Having interpreted her geographical observation as an invitation to get lost, I persevered.

“I’ve lived here for twenty years,” I replied, to correct her impression than I might be some random passerby just off the plane.

She didn’t pause.  “So have I,” she retorted.

“So,” I said, “that means that you know you’re not supposed to do it, but you’re doing it anyway.”

“That’s right.”

“Cool.”

“Cool.”

She paid for the tomatoes and departed, leaving me with several thoughts which were struggling to resist  being sucked down into the mental whirlpool she had created.

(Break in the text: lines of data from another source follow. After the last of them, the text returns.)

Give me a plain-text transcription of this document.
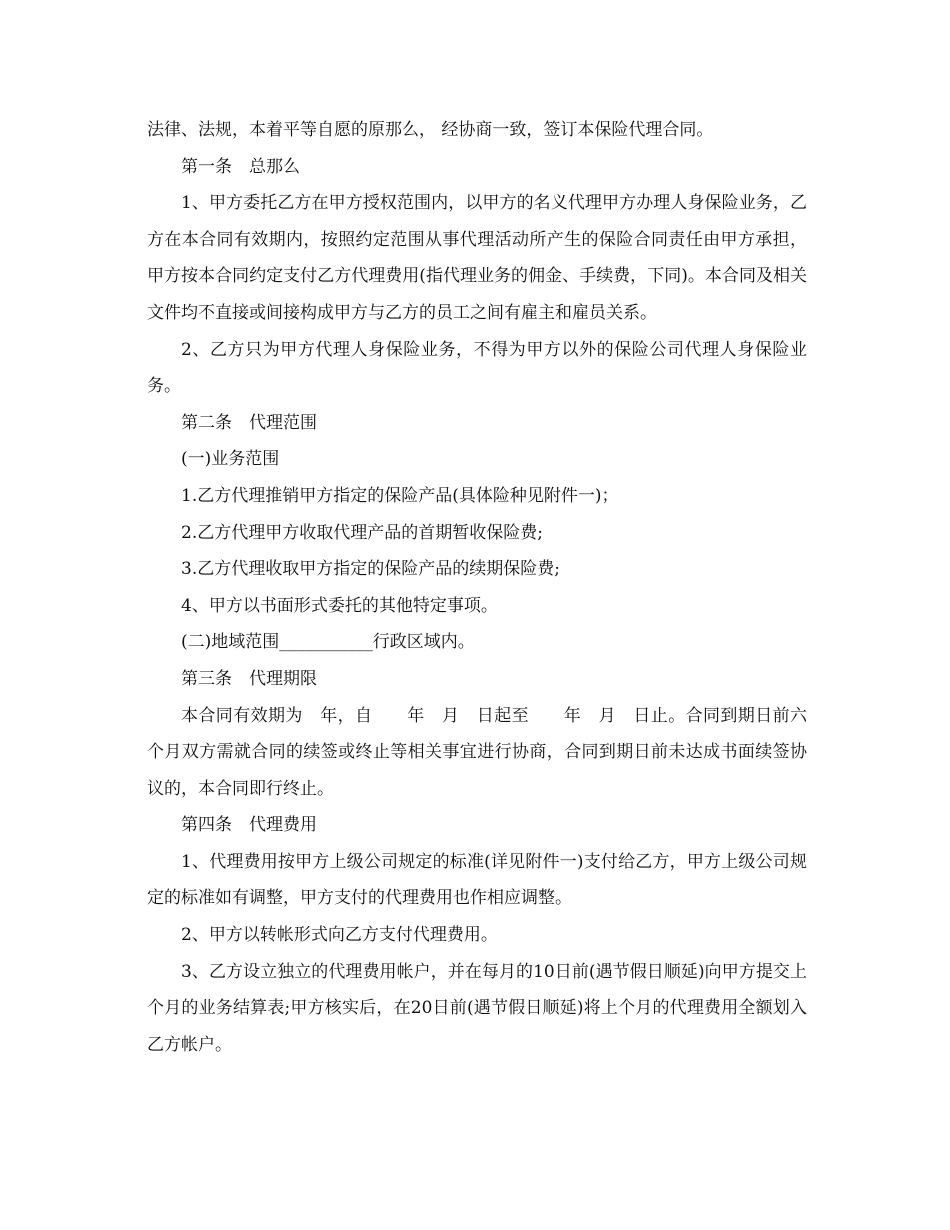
法律、法规，本着平等自愿的原那么， 经协商一致，签订本保险代理合同。

第一条　总那么

1、甲方委托乙方在甲方授权范围内，以甲方的名义代理甲方办理人身保险业务，乙方在本合同有效期内，按照约定范围从事代理活动所产生的保险合同责任由甲方承担，甲方按本合同约定支付乙方代理费用(指代理业务的佣金、手续费，下同)。本合同及相关文件均不直接或间接构成甲方与乙方的员工之间有雇主和雇员关系。

2、乙方只为甲方代理人身保险业务，不得为甲方以外的保险公司代理人身保险业务。

第二条　代理范围

(一)业务范围

1.乙方代理推销甲方指定的保险产品(具体险种见附件一)；

2.乙方代理甲方收取代理产品的首期暂收保险费;

3.乙方代理收取甲方指定的保险产品的续期保险费;

4、甲方以书面形式委托的其他特定事项。

(二)地域范围___________行政区域内。

第三条　代理期限

本合同有效期为　年，自　　年　月　日起至　　年　月　日止。合同到期日前六个月双方需就合同的续签或终止等相关事宜进行协商，合同到期日前未达成书面续签协议的，本合同即行终止。

第四条　代理费用

1、代理费用按甲方上级公司规定的标准(详见附件一)支付给乙方，甲方上级公司规定的标准如有调整，甲方支付的代理费用也作相应调整。

2、甲方以转帐形式向乙方支付代理费用。

3、乙方设立独立的代理费用帐户，并在每月的10日前(遇节假日顺延)向甲方提交上个月的业务结算表;甲方核实后，在20日前(遇节假日顺延)将上个月的代理费用全额划入乙方帐户。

She’s a foreigner who resents being mistaken for a tourist, even though she was acting like one.  She also has a sublime sense of entitlement that living here (I’m taking her word for this) permits her to do whatever she wants.  Just like a tourist.

I believe the compulsion to do what you know is wrong could be termed “original sin.”  Too bad I didn’t know how to say that in German. Shifting from the tangible to the spiritual could really have livened up my morning.